In the structure's depths, Fitz restarted the Bugatti's engine.
"Where now?" he asked. "Fifth Avenue? Do we finish it?"
Evelyn was silent. Her finger traced a pattern on the window, following the condensation of her own breath.
Then she spoke a string of numbers. Coordinates. Fitz recognized the format-longitude and latitude, precise to six decimal places.

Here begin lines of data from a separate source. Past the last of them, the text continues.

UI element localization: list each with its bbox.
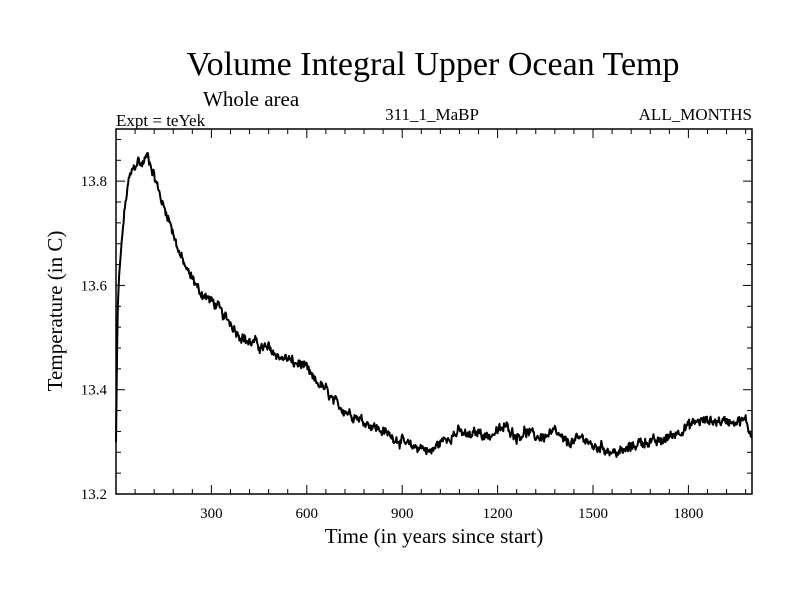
experiment-label: Expt = teYek: [116, 111, 206, 130]
axis-tick-labels: 300 600 900 1200 1500 1800 13.2 13.4 13.6 13.8: [81, 174, 704, 522]
run-id-label: 311_1_MaBP: [385, 105, 479, 124]
x-tick-label: 600: [296, 506, 319, 522]
y-tick-label: 13.4: [81, 383, 108, 399]
x-tick-label: 1200: [483, 506, 513, 522]
x-axis-label: Time (in years since start): [325, 524, 544, 548]
x-tick-label: 1800: [673, 506, 703, 522]
temperature-series-line: [115, 151, 753, 458]
y-tick-label: 13.6: [81, 278, 108, 294]
y-tick-label: 13.2: [81, 487, 107, 503]
y-tick-label: 13.8: [81, 174, 107, 190]
chart-title: Volume Integral Upper Ocean Temp: [187, 46, 680, 83]
plot-frame: [115, 128, 753, 495]
x-tick-label: 1500: [578, 506, 608, 522]
months-label: ALL_MONTHS: [639, 105, 752, 124]
x-tick-label: 900: [391, 506, 414, 522]
y-axis-label: Temperature (in C): [43, 231, 67, 392]
chart-subtitle: Whole area: [203, 87, 300, 111]
x-tick-label: 300: [200, 506, 223, 522]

His hands tightened on the wheel.
He knew those coordinates. Every Brock family insider knew them, though no one spoke of them aloud. The old estate. The place where Hermina Castro had been found ten years ago, hanging from the chandelier in the master bedroom, her daughter's eighth birthday party waiting downstairs.
Fitz said nothing. He entered the coordinates into the navigation system and accelerated toward the tunnel that would take them under the East River, toward Long Island, toward the grave of everything Evelyn had been before.
She leaned her head against the glass. In the strobing light of the tunnel, her hand found her left wrist, fingers moving over skin in a gesture that Fitz had seen before-a caress of old scar tissue, a wound that predated their alliance by years.
The Bugatti ate miles.
Above them, the sky was the color of old bruises, and the city they left behind was already beginning to burn.